The Harder They Fall (Action, Western) (2021)
Director: Jeymes Samuel
Writer: Jeymes Samuel, Boaz Yakin
Stars: Jonathan Majors, Idris Elba, Regina King, Zazie Beetz
Afflicted with childhood trauma, Nat Love tries to justify his outlaw ways by eliminating those responsible for the torment in his younger years.
Created by Jeymes Samuel, a relative newcomer, "The Harder They Fall" had a successful world premiere at the BFI London Film Festival in October 2021. It aims to be a western different from most, showcasing several characters that would traditionally and unrightfully be the side-act.
"The Harder They Fall" tries to approach untold stories in every aspect. While those tales aren't necessarily true to life, merely using real cowboys to capture audience attention, it does create an engaging quality resembling those classic westerns we all know and love. Most strikingly, however, it mimics "The Magnificent Seven", the 2016 remake that is, doing so achieving everything that film tried so hard to be. However, the most significant comparison to be drawn is that of Tarantino films such as "Django Unchained" and "The Hateful Eight"; it poses a brutality in violence and an unrepentant style of dialogue.
With a storyline that has to balance an abundant star-studded cast, it moves faster than the most-skilled gunslinger in the wild west. Also adding an immense amount of depth, warranting several sittings. Despite Majors and Elba logically playing the most prominent parts, each cast member has their own backstory and time to develop. It is genuinely commendable for any director to feature each of a wide range of characters properly, but even more so for someone pretty-much making their feature debut.

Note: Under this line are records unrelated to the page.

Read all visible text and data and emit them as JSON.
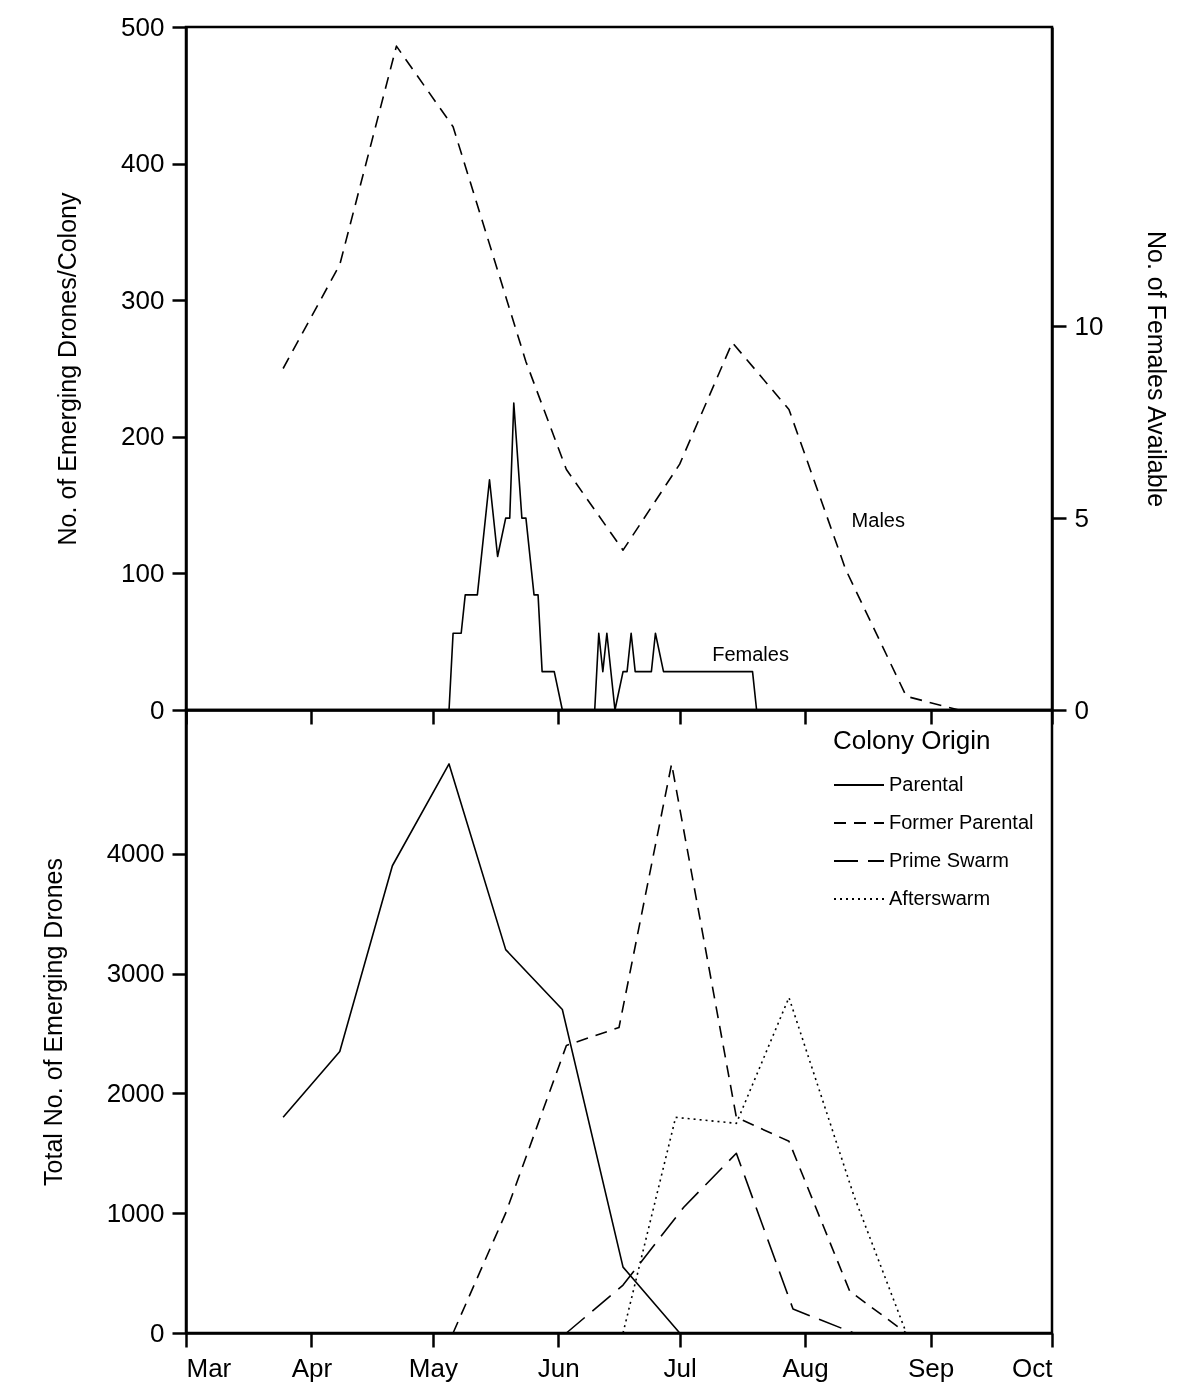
{
  "chart_data": [
    {
      "type": "line",
      "xlim": [
        "--03-01",
        "--10-01"
      ],
      "xticks": [
        {
          "value": "--03-01",
          "label": null
        },
        {
          "value": "--04-01",
          "label": null
        },
        {
          "value": "--05-01",
          "label": null
        },
        {
          "value": "--06-01",
          "label": null
        },
        {
          "value": "--07-01",
          "label": null
        },
        {
          "value": "--08-01",
          "label": null
        },
        {
          "value": "--09-01",
          "label": null
        },
        {
          "value": "--10-01",
          "label": null
        }
      ],
      "ylim": [
        0,
        500
      ],
      "yticks": [
        0,
        100,
        200,
        300,
        400,
        500
      ],
      "y2lim": [
        0,
        17.8
      ],
      "y2ticks": [
        0,
        5,
        10
      ],
      "ylabel": "No. of Emerging Drones/Colony",
      "y2label": "No. of Females Available",
      "tick_labels": "y",
      "grid": false,
      "legend": false,
      "series": [
        {
          "name": "Males",
          "color": "#000000",
          "line_style": "dashed",
          "x": [
            "--03-25",
            "--04-08",
            "--04-22",
            "--05-06",
            "--05-24",
            "--06-03",
            "--06-17",
            "--07-01",
            "--07-14",
            "--07-28",
            "--08-11",
            "--08-26",
            "--09-08"
          ],
          "values": [
            250,
            326,
            486,
            427,
            255,
            176,
            117,
            180,
            269,
            220,
            103,
            10,
            0
          ]
        },
        {
          "name": "Females",
          "color": "#000000",
          "line_style": "solid",
          "axis": "y2",
          "x": [
            "--05-05",
            "--05-06",
            "--05-08",
            "--05-09",
            "--05-12",
            "--05-15",
            "--05-17",
            "--05-19",
            "--05-20",
            "--05-21",
            "--05-23",
            "--05-24",
            "--05-26",
            "--05-27",
            "--05-28",
            "--05-31",
            "--06-02",
            "--06-10",
            "--06-11",
            "--06-12",
            "--06-13",
            "--06-15",
            "--06-17",
            "--06-18",
            "--06-19",
            "--06-20",
            "--06-24",
            "--06-25",
            "--06-27",
            "--07-19",
            "--07-20"
          ],
          "values": [
            0,
            2,
            2,
            3,
            3,
            6,
            4,
            5,
            5,
            8,
            5,
            5,
            3,
            3,
            1,
            1,
            0,
            0,
            2,
            1,
            2,
            0,
            1,
            1,
            2,
            1,
            1,
            2,
            1,
            1,
            0
          ]
        }
      ]
    },
    {
      "type": "line",
      "xlim": [
        "--03-01",
        "--10-01"
      ],
      "xticks": [
        {
          "value": "--03-01",
          "label": "Mar"
        },
        {
          "value": "--04-01",
          "label": "Apr"
        },
        {
          "value": "--05-01",
          "label": "May"
        },
        {
          "value": "--06-01",
          "label": "Jun"
        },
        {
          "value": "--07-01",
          "label": "Jul"
        },
        {
          "value": "--08-01",
          "label": "Aug"
        },
        {
          "value": "--09-01",
          "label": "Sep"
        },
        {
          "value": "--10-01",
          "label": "Oct"
        }
      ],
      "ylim": [
        0,
        5200
      ],
      "yticks": [
        0,
        1000,
        2000,
        3000,
        4000
      ],
      "ylabel": "Total No. of Emerging Drones",
      "legend_title": "Colony Origin",
      "legend": "top right",
      "grid": false,
      "series": [
        {
          "name": "Parental",
          "color": "#000000",
          "line_style": "solid",
          "x": [
            "--03-25",
            "--04-08",
            "--04-21",
            "--05-05",
            "--05-19",
            "--06-02",
            "--06-17",
            "--07-01"
          ],
          "values": [
            1800,
            2350,
            3900,
            4750,
            3200,
            2700,
            550,
            0
          ]
        },
        {
          "name": "Former Parental",
          "color": "#000000",
          "line_style": "dashed",
          "x": [
            "--05-06",
            "--05-19",
            "--06-03",
            "--06-16",
            "--06-29",
            "--07-15",
            "--07-28",
            "--08-12",
            "--08-26"
          ],
          "values": [
            0,
            1000,
            2400,
            2550,
            4750,
            1800,
            1600,
            350,
            0
          ]
        },
        {
          "name": "Prime Swarm",
          "color": "#000000",
          "line_style": "dashed",
          "x": [
            "--06-03",
            "--06-17",
            "--07-02",
            "--07-15",
            "--07-29",
            "--08-13"
          ],
          "values": [
            0,
            400,
            1050,
            1500,
            200,
            0
          ]
        },
        {
          "name": "Afterswarm",
          "color": "#000000",
          "line_style": "dotted",
          "x": [
            "--06-17",
            "--06-30",
            "--07-15",
            "--07-28",
            "--08-13",
            "--08-26"
          ],
          "values": [
            0,
            1800,
            1750,
            2800,
            1150,
            0
          ]
        }
      ]
    }
  ]
}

Bringing it all together is the distinct, unique yet excellent score, having a modern sound merging all it tries to do, and successfully so. It's really not meant to be all too serious or historically accurate; it still does what is needed, bombastic sound, action, and sprinkling in enough different seasoning for an engaging narrative. Both cinematically and due to this accompanying soundtrack, it just urges you to see such a film in the cinema, something that is still unlikely for most in our current landscape.
Eventually reaching the concluding gunfight in Redwood which felt it was bound to happen from the start, more attention is given to some dramatic flair, giving most characters an end to their arcs and standing out as something special. For most movie buffs, this film should hit right, and the criticisms on release seem only to have meant one thing and were more of a problem with those spouting unconstructive negativity rather than the picture itself.
The harder they fall, the bigger the Impact.